Samrat Karnik, Managing Director, has 15 years of middle-market corporate finance advisory experience across the full spectrum of advisory assignments. He works with industrial technology companies, with a particular focus on those in the instrumentation & sensors, industrial software & informatics, automation & control, energy efficiency and water & environmental technology sectors. Prior to joining Headwaters MB, Samrat was a senior banker in the M&A and Industrial Groups of both Duff & Phelps and Houlihan Lokey where he was responsible for covering and providing investment banking advisory services to companies in the Industrial and Environmental Technologies sectors. Prior to Houlihan Lokey, he was an Associate at The Nassau Group, and began his investment banking career at Berenson Minella, a boutique M&A and restructuring advisory firm. Samrat is also a Co-founder and Head of Strategy for Dreambox Emergence, which is a social enterprise focused on bringing the benefits of and access to 3D printing / additive manufacturing technologies to remote, underdeveloped communities globally. He received his B.S. from the Leonard N. Stern School of Business at New York University.

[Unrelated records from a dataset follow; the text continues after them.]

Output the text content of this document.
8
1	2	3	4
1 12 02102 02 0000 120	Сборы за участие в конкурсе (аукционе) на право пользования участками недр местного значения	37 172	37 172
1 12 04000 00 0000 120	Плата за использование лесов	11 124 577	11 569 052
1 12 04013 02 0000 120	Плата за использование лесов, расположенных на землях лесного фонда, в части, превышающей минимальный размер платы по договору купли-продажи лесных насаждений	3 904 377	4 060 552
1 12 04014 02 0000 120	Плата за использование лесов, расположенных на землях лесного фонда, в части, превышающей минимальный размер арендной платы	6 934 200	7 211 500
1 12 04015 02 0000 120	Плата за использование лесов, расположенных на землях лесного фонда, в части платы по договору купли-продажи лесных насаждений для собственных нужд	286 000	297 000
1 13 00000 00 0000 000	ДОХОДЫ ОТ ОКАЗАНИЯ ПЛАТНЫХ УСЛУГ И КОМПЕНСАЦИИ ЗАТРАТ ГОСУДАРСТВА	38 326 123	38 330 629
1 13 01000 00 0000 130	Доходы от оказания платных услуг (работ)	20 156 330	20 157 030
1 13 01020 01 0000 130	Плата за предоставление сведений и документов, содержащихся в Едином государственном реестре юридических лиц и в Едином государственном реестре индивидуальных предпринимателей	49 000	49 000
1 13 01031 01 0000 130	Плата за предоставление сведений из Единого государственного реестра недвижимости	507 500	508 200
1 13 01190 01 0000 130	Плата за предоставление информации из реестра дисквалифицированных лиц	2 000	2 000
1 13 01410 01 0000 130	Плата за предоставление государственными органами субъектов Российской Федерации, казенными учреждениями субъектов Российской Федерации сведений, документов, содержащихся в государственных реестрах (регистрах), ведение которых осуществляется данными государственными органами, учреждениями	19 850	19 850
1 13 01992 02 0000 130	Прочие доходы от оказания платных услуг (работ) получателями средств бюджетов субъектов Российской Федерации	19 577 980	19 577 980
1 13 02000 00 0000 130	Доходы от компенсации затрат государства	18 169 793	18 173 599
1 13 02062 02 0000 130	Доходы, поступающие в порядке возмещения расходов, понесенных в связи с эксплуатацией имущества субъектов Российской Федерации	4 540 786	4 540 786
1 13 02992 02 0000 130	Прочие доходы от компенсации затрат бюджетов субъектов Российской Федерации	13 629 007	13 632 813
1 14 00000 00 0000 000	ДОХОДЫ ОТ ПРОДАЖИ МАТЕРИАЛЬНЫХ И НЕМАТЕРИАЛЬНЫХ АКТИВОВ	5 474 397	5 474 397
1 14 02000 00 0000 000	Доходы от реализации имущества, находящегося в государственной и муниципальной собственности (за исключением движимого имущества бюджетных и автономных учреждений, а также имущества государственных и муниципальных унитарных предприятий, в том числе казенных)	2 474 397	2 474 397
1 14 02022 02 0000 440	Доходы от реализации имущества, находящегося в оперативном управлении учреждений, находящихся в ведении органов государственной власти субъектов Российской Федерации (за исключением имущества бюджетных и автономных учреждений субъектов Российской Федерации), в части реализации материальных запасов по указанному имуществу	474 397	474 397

Email: [email protected] Telephone (direct): 203.813.3880 x 208 Telephone (alternate): 303.531.4601

CJ Hummel – Managing Director

Email: [email protected] Telephone (direct): 303.217.5743

C.J. Hummel is a Managing Director in Headwaters’ Energy & CleanTech Group. He brings 15 years of experience in project finance, mezzanine finance and private equity investing in the development and acquisition of energy infrastructure assets. C.J. has particular expertise in tax equity and project financing for various sectors in the energy industry including infrastructure, power generation (both conventional and renewable), alternative fuels and downstream assets. His most recent transactions include the sale of Marubeni Sustainable Energy’s 70 megawatts of biomass and co-generation assets to Korea East-West Power Company, the convertible tax equity raise for the conversion of Mt. Poso Cogeneration Company’s 49.5 megawatt coal-fired power generation plant to burn 100% biomass, the equity and debt formation for the acquisition and refurbishment of Global Ampersand’s two 12.5 megawatt biomass power generation facilities and the bond financing for the construction of a 4.7 megawatt run-of-river hydroelectric facility for Bowersock Mills & Power Company. Prior to joining Headwaters MB in 2007, C.J. was a founding member of Galena Capital playing a key role investing over $100 million in the acquisition and restructuring of four companies. Prior to Galena, he served a Senior Vice President for Alliant Energy Generation and Vice President for El Paso Corporation’s EP Power Finance private equity arm. C.J. holds a B.S. from the University of Denver.